De mens stond bij mij in het middelpunt. De horizontale lijn kreeg nagenoeg alleen alle aandacht. De vertikale lijn, de persoonlijke verhouding met God (die bij mij ook verre van in orde was), speelde daarbij maar een ondergeschikte rol. Zoals reeds gezegd, lag voor mij die vertikale lijn in de horizontale besloten.

Geen zin in bidden

Daarom voelde ik ook een voortdurende tegenzin tegen bidden en allerlei traditinele godsdienstoefeningen in de kerk. In het klooster was dat al zo. Dat lag me niet. Ik had daarin gewoon geen zin. Het deed me eigenlijk innerlijk niets. Een collega bij wie dit duidelijk wél het geval was, beschouwde (en behandelde) ik als een wat naïeve, wereldvreemde „heilige", die niet met beide benen op de grond stond. Tegenwoordig zou men hem een „onpraktische vertikalist" noemen.

Ook voor mij was een dergelijk leven toen maar vreemd. Want ik wist eigenlijk helemaal niet wat een werkelijk en levend geloofs- en gebedsleven was, ook al had ik daarover veel gehoord en gelezen. Maar dat betekent nog niet dat het diep tot je doordringt en een levende werkelijkheid voor je wordt. Veel meer dan de gebruikelijke verplichte gebeden, zoals het breviergebed en de vaste formuliergebeden in de kerk, bad ik niet. En dat betekende dat ik nooit bad.
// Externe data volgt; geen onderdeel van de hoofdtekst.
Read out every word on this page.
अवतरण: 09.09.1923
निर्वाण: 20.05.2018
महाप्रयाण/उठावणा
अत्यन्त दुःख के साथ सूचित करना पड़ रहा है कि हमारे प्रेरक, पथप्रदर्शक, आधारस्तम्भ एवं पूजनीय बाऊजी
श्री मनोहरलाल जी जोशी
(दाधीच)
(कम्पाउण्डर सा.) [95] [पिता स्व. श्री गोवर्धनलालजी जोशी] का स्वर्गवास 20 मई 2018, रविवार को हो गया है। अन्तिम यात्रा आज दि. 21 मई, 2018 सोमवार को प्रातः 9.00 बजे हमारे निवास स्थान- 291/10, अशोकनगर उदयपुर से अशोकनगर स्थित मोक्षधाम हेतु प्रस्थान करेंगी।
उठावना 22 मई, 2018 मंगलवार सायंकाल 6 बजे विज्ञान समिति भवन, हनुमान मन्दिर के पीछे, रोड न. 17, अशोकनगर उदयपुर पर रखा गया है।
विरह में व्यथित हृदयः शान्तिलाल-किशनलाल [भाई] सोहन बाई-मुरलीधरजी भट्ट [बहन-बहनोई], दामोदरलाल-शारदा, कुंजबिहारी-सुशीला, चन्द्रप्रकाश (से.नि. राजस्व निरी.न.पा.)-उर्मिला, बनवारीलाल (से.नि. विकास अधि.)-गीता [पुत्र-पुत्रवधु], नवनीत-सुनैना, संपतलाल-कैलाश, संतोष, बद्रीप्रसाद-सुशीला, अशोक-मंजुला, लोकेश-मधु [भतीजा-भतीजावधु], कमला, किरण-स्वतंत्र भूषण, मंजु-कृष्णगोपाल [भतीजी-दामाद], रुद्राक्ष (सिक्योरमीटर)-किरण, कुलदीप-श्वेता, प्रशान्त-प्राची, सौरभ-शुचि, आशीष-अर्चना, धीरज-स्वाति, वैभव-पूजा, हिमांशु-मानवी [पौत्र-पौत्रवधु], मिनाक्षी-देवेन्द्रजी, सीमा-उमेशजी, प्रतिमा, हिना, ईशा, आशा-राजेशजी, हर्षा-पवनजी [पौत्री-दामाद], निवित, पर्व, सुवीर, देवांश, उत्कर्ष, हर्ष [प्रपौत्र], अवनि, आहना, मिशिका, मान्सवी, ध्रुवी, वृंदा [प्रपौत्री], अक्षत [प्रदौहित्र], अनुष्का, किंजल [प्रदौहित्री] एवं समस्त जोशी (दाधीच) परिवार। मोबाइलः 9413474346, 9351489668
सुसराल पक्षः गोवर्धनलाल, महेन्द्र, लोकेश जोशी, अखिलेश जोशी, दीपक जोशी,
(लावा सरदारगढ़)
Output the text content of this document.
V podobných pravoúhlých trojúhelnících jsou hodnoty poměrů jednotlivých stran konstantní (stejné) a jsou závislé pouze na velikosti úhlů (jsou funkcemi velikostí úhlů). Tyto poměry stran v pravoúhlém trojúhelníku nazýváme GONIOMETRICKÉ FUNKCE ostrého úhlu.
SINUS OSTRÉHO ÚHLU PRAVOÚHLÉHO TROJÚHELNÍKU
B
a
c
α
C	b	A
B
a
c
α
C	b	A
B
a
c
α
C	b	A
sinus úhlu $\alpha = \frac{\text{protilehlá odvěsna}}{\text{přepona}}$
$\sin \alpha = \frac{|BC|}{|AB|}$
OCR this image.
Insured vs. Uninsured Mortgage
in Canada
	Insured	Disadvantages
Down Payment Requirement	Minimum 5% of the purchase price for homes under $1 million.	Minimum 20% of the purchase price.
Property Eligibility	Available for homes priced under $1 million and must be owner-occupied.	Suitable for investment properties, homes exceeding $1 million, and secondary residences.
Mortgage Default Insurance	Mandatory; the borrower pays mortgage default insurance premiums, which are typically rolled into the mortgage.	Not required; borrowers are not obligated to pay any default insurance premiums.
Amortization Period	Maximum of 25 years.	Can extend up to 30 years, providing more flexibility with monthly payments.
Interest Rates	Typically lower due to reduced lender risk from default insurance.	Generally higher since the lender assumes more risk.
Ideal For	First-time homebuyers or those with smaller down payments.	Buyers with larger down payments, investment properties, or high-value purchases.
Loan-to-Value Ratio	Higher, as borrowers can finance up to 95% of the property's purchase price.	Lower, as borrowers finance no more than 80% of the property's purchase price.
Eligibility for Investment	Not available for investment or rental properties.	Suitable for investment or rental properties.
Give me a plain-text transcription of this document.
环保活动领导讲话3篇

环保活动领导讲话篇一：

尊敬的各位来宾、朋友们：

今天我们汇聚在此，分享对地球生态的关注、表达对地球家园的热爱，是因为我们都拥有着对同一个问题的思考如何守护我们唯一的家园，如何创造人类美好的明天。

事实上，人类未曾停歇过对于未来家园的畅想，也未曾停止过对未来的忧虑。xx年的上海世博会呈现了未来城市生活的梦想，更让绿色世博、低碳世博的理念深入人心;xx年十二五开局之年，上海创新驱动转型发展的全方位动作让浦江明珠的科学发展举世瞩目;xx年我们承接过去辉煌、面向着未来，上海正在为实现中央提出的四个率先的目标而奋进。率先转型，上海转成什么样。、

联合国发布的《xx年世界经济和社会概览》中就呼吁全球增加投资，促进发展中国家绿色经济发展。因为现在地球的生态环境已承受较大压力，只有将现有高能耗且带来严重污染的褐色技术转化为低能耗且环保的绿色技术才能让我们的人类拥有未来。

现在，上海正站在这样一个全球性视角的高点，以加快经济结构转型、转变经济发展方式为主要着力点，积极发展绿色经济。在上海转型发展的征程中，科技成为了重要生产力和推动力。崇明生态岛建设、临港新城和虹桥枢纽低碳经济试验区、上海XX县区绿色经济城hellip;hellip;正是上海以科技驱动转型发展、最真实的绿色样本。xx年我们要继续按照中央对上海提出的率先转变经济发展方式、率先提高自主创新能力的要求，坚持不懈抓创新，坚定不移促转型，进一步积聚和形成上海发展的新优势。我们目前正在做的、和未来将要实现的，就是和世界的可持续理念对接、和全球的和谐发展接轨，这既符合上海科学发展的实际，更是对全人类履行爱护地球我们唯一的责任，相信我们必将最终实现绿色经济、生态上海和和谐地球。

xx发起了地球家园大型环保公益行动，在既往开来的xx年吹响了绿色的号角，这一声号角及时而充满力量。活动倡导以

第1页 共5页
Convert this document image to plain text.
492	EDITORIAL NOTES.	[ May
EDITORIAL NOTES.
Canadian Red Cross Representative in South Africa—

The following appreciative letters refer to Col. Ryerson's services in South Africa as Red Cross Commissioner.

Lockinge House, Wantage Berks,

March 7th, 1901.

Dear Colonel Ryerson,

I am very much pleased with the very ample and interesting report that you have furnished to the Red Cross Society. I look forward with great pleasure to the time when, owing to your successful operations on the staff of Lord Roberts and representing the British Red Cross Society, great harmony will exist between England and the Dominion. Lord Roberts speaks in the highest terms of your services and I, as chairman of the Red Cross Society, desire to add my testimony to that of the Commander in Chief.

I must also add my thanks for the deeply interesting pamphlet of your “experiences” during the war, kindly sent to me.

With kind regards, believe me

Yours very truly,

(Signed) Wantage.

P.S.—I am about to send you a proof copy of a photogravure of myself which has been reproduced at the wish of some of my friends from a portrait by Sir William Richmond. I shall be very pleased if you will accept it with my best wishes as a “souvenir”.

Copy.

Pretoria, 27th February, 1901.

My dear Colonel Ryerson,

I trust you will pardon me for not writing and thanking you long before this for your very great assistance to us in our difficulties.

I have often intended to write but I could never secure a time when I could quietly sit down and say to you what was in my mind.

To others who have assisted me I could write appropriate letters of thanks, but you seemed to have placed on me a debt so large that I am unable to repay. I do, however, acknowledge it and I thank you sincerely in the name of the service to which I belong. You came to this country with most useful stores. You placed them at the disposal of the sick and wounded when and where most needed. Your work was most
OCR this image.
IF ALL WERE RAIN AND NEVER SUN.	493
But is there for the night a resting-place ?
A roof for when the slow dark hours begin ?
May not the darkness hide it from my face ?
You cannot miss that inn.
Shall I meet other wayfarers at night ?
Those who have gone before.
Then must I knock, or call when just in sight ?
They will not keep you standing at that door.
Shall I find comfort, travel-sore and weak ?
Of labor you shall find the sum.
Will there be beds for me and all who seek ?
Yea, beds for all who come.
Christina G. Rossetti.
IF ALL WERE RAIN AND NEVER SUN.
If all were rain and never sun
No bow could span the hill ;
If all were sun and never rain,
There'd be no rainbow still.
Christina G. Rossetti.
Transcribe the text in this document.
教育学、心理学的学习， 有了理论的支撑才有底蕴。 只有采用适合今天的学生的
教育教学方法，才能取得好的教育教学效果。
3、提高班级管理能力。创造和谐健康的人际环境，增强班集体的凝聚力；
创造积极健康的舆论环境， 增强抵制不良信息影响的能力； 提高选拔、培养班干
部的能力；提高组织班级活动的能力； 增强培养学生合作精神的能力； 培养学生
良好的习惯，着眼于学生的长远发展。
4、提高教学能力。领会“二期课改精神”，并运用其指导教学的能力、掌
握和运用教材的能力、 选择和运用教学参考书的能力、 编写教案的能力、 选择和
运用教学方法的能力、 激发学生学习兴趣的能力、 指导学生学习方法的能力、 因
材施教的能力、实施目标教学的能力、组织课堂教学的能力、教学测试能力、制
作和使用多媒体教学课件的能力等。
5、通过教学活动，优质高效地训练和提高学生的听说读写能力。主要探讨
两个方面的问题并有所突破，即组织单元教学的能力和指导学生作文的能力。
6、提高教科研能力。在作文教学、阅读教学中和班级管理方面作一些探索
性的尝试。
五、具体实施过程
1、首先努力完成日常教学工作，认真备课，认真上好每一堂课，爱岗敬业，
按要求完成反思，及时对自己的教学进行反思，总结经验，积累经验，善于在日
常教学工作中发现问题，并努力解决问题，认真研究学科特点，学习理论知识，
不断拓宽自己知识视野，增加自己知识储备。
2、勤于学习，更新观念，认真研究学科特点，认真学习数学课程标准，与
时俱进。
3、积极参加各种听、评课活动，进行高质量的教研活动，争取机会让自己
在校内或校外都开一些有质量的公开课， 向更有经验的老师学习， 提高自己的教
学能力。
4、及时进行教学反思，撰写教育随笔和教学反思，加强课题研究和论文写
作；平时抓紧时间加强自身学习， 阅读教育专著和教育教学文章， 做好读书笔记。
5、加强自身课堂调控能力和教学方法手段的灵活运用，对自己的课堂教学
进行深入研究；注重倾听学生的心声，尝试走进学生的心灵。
Ik heb tenminste eens een vrome en wijze kloosterling horen zeggen: „Een priester die alleen zijn brevier bidt, bidt nooit." Want dat gebeurt dikwijls automatisch, heel erg vlug en gedachteloos, en dan is het niet veel meer dan een uiterlijke formaliteit. Persoonlijk deed ik dat meestal ook zo, om toch maar zo snel mogelijk weer aan het werk te kunnen gaan, want ik was nu eenmaal een volbloed horizontalist. En in een bepaald opzicht ben ik dat nóg!

Bronnen zonder water

Ik heb nog steeds een grote hekel aan mensen die het Evangelie proberen terug te brengen tot alleen maar bidden, „braaf" zijn en in de kerk zitten, vooral als ze tegelijk liefdeloze wezens zijn, uitbuiters, egoïsten of slechte werkgevers. Ik ben nog steeds een vurig voorstander van hulp aan arme mensen en volkeren, van rechtvaardige menselijke en arbeidsverhoudingen en van een samenleving, die op naastenliefde en sociale rechtvaardigheid gebaseerd is.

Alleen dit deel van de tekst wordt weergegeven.